Dañan Imagen Vaca Criolla

Q ue por simple envidia, pequeñas diferencias o intereses creados se hable mal de una persona, puede verse como cosa común y corriente; pero, cuando a quien se ataca con argumentos falsos que caen en el terreno de la calumnia y el descrédito es a una vaca –animal productivo y noble, pero indefenso e irracional al fin–, es una barbaridad, por no decir que un crimen.

Así es como hay que ver una bien calculada estrategia del sector importador de leche en polvo del país, que por quedarse solo en el mercado del alimento ha pasado del viejo y manejado argumento de que aquí no hay producción para cubrir la demanda nacional, a una agresiva campaña mediática de descrédito, ya no contra hacendados y pequeños criadores locales, sino directamente contra las propias vacas criollas, poniendo en entredicho su salud y, por ende, la calidad de la leche y la carne de las mismas. El tema de la brucelosis, que siempre la ha habido y Ganadería tiene bajo control, es el mismo aquí y en los países de donde proviene la leche en polvo que se importa.

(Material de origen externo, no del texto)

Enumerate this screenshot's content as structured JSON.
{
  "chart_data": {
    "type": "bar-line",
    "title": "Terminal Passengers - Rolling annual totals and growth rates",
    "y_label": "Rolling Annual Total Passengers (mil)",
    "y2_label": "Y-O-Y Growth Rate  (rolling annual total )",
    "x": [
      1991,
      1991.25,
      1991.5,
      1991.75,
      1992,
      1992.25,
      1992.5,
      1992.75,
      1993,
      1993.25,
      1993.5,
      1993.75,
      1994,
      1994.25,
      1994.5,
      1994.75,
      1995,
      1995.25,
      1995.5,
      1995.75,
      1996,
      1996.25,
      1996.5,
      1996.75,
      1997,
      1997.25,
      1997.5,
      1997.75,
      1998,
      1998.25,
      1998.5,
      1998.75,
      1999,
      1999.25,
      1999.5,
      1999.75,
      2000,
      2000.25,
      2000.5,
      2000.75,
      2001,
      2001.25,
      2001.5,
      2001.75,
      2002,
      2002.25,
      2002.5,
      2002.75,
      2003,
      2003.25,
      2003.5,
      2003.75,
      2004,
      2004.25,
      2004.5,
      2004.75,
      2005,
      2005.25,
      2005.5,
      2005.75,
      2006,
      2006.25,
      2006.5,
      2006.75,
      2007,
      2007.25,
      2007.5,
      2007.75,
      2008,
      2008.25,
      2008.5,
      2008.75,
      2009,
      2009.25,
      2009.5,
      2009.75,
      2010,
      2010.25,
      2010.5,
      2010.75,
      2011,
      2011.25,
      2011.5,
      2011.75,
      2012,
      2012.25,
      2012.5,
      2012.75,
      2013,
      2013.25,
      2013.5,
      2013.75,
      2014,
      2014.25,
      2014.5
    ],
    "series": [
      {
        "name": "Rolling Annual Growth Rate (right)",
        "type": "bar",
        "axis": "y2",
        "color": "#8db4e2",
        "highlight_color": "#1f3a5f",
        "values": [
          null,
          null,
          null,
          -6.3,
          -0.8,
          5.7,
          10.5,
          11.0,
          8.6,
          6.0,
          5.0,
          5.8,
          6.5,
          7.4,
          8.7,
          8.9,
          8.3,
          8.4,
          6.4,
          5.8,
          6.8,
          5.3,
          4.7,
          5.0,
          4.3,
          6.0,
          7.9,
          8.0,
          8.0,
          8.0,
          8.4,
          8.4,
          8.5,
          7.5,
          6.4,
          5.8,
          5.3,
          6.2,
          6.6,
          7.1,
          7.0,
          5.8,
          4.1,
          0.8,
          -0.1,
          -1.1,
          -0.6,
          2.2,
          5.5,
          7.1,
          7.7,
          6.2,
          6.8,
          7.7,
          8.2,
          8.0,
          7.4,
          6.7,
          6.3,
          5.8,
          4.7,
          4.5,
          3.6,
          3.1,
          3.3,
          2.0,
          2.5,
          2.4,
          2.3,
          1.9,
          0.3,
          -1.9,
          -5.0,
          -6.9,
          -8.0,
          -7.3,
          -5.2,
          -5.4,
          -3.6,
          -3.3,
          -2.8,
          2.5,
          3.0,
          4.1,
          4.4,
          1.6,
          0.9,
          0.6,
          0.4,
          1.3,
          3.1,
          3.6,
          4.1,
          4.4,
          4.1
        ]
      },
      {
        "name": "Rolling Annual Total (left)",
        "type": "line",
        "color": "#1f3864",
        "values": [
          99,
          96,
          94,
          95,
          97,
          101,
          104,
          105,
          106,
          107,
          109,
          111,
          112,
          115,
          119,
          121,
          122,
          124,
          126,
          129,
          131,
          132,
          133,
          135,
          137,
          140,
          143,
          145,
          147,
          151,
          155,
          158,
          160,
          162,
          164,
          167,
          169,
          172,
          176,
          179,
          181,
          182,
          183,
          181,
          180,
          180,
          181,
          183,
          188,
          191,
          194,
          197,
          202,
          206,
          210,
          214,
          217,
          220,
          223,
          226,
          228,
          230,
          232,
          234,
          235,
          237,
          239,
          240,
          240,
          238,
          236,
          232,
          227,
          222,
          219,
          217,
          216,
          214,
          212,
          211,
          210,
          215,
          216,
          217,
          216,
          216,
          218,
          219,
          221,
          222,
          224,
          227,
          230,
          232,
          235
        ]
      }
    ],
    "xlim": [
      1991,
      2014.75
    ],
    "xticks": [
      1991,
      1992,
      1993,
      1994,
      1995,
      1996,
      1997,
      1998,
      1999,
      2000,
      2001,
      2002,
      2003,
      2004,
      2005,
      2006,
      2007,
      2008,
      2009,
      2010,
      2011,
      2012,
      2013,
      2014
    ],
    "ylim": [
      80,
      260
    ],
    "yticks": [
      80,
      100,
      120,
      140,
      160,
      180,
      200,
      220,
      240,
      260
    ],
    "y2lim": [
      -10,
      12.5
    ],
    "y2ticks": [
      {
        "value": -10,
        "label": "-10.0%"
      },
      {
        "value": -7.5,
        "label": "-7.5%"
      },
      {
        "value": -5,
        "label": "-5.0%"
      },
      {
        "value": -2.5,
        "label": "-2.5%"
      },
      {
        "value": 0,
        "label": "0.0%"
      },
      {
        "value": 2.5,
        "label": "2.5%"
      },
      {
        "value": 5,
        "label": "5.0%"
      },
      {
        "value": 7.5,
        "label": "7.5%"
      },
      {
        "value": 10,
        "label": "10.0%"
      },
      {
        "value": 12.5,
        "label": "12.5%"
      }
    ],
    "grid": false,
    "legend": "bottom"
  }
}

Como lucha de intereses, que es lo que hay en el fondo, se entiende el esfuerzo por apropiarse del mercado, pero nunca argumentos que se saben perversos contra la calidad del producto proveniente del campo dominicano, porque ponen en peligro y pudieran llevar a la quiebra a un sector vital de la economía, como la ganadería. Sólo imaginárselo es para dar grima.


Para que se tenga una idea, mal contados, unos 350 mil o 400 mil dominicanos tienen trabajo fijo en las distintas fincas o pequeños hatos en todo el país, además de los temporeros utilizados en chapeos y otras labores del campo. Fuera de las estadísticas posibles, hay cientos y cientos de campesinos sin finca que tienen una o dos vaquitas que pastorean en caminos o que sueltan donde un amigo, garantizando la leche de sus hijos y la venta de algún sobrante.

Los importadores de leche en polvo, sin embargo (no serían más de tres o cuatro), con un personal mínimo para hacer los pedidos, resuelven, y lo demás es ganancia para el bolsillo. Los ganaderos, que lucían de brazos cruzados, parecen despertar y sacudirse frente al peligro. Ahora, vía el Patronato (hay cientos en el país que no están asociados y nadie escucha su lamento) han pegado el grito al cielo y hay que escucharlos antes de que sea tarde. ¡Hay más!